Malam minggu ini mengingatkan aku pada malam minggu dimana aku tersadar dari kebodohanku. Hehe. Dari awal  kujelaskan bahwa ini bukanlah tentang aku yang gagal move on. Maaf , aku bisa gila lebih dari ini jika aku gagal move on. Ini hanya tentang kebanggan diriku bahwa aku dapat melewati masa-masa laknat itu. Duh, sekejam itukah ? Aku tidak tahu. Namun yang pasti, prosesnya sangat panjang dan menyakitkan hingga sampai ke titik ini. Banyak air mata yang terbuang sia-sia. Banyak waktu yang terbuang. Dan yang paling parah, trauma akan slogan “yang hijau yang menyakitkan” akan terus melekat dihidupku. Seberapa pun aku berusaha untuk menerima lagi sesuatu yang baru, namun pada akhirnya setiap dari mereka mundur teratur melihat sikapku yang terkadang membandingkan dengan yang dulu-atau bahkan memukul sama rata bahwa yang berseragam sepertinya memang mempunyai bekal untuk berbuat sedemikian rupa.
“Huftt………. Aku menarik napas lalu mebuangnya dengan panjang. Percayakah, kadang nafas panjang juga mengartikan bahwa kesabaran kita harus lebih panjang daripada umur kita. Air mataku sudah akan membanjiri pipi, namun buru-buru kuseka. Dadaku terasa sesak, bergemuruh melawan ego yang akan terpecah jika aku menghendakinya. Tenggorokanku pula tercekat luka dua tahun yang terus bersarang dan akan seterusnya-mungkin.
Kadang aku membenci proses ini. Karena tidak ada akhirnya. Aku belum merasakan betul akhirnya, yang pasti beberapa teratasi dengan baik, namun kapan bisa saja runtuh dan aku harus mengulangnya dari nol. Barangkali ini hanya soal waktu dan penemuanku soal penggantinya yang belum juga kutemukan. Ya! Aku belum bisa menemukan yang lebih baik darinya. Aku selalu menganggapnya baik hingga kini. Aku tidak ingin menjadi jahat dengan mencap dia berkhianat dan berdusta walaupun kenyataannya seperti itu. Aku juga tidak yakin tentang ini, barangkali harus ada pembicaraan dengan gambling dari mulutnya. Aku ingin mendengarnya dengan penjelasan yang jujur-sekalipun itu menyakitkanku untuk kedua kali. Dan terakhir, aku ingin dia meminta maaf atas kesalahannya padaku. Barangkali terlalu tinggi keinginanku, namun tak sebanding dengan kesalahannya yang terlalu besar membohongiku.

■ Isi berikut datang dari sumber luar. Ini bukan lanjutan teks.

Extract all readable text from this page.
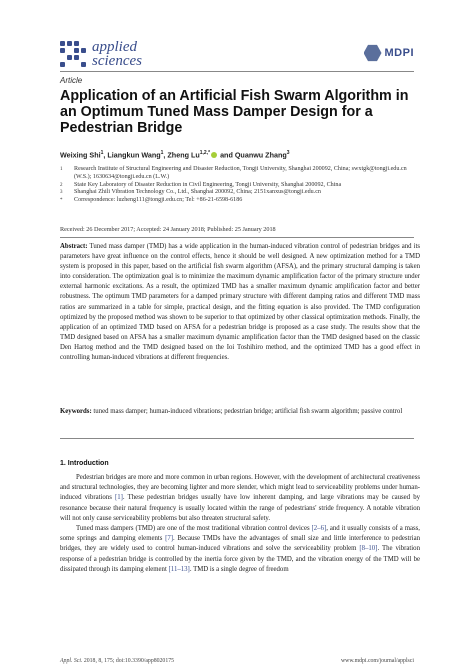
applied
sciences	MDPI
Article
Application of an Artificial Fish Swarm Algorithm in an Optimum Tuned Mass Damper Design for a Pedestrian Bridge
Weixing Shi$^1$, Liangkun Wang$^1$, Zheng $Lu^{1,2,*}$ and Quanwu Zhang$^3$
1	Research Institute of Structural Engineering and Disaster Reduction, Tongji University, Shanghai 200092, China; swxtgk@tongji.edu.cn (W.S.); 1630634@tongji.edu.cn (L.W.)
2	State Key Laboratory of Disaster Reduction in Civil Engineering, Tongji University, Shanghai 200092, China
3	Shanghai Zhili Vibration Technology Co., Ltd., Shanghai 200092, China; 2151xanxus@tongji.edu.cn
*	Correspondence: luzheng111@tongji.edu.cn; Tel: +86-21-6598-6186
Received: 26 December 2017; Accepted: 24 January 2018; Published: 25 January 2018
Abstract: Tuned mass damper (TMD) has a wide application in the human-induced vibration control of pedestrian bridges and its parameters have great influence on the control effects, hence it should be well designed. A new optimization method for a TMD system is proposed in this paper, based on the artificial fish swarm algorithm (AFSA), and the primary structural damping is taken into consideration. The optimization goal is to minimize the maximum dynamic amplification factor of the primary structure under external harmonic excitations. As a result, the optimized TMD has a smaller maximum dynamic amplification factor and better robustness. The optimum TMD parameters for a damped primary structure with different damping ratios and different TMD mass ratios are summarized in a table for simple, practical design, and the fitting equation is also provided. The TMD configuration optimized by the proposed method was shown to be superior to that optimized by other classical optimization methods. Finally, the application of an optimized TMD based on AFSA for a pedestrian bridge is proposed as a case study. The results show that the TMD designed based on AFSA has a smaller maximum dynamic amplification factor than the TMD designed based on the classic Den Hartog method and the TMD designed based on the Ioi Toshihiro method, and the optimized TMD has a good effect in controlling human-induced vibrations at different frequencies.
Keywords: tuned mass damper; human-induced vibrations; pedestrian bridge; artificial fish swarm algorithm; passive control
1. Introduction

Pedestrian bridges are more and more common in urban regions. However, with the development of architectural creativeness and structural technologies, they are becoming lighter and more slender, which might lead to serviceability problems under human-induced vibrations [1]. These pedestrian bridges usually have low inherent damping, and large vibrations may be caused by resonance because their natural frequency is usually located within the range of pedestrians' stride frequency. A notable vibration will not only cause serviceability problems but also threaten structural safety.

Tuned mass dampers (TMD) are one of the most traditional vibration control devices [2–6], and it usually consists of a mass, some springs and damping elements [7]. Because TMDs have the advantages of small size and little interference to pedestrian bridges, they are widely used to control human-induced vibrations and solve the serviceability problem [8–10]. The vibration response of a pedestrian bridge is controlled by the inertia force given by the TMD, and the vibration energy of the TMD will be dissipated through its damping element [11–13]. TMD is a single degree of freedom

Appl. Sci. 2018, 8, 175; doi:10.3390/app8020175	www.mdpi.com/journal/applsci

Dalam hal ini, aku tidak ingin melibatkan orang ketiga. Dia biarlah bertanggung jawab dengan segala perbuatan dalam hidupnya. Boleh jadi ia tak merasa bersalah, aku pun juga tak memaksanya untuk mengaku bersalah. Barangkali memang ia tak bersalah (hahahahah-LUCU)
Ini adalah soal aku dan dia. Bolehkan aku memberontak bahwa aku tidak akan baik-baik saja ketika dia berbohong ? Walaupun itu adalah kebaikan atau takdir atau entahlah. Aku membaca postingan pasangannya kini, bahwa mereka adalah takdir, mereka adalah jawaban doa orang tua mereka, mereka adalah sesuatu yang penuh dengan ketegasan tanpa komitmen pacaran. Mereka adalah cinta yang sempurna dari Tuhan. Dan mereka adalah pasangan yang sedang diprotes oleh mantan kekasih sang suami karena merasa pacarnya direbut.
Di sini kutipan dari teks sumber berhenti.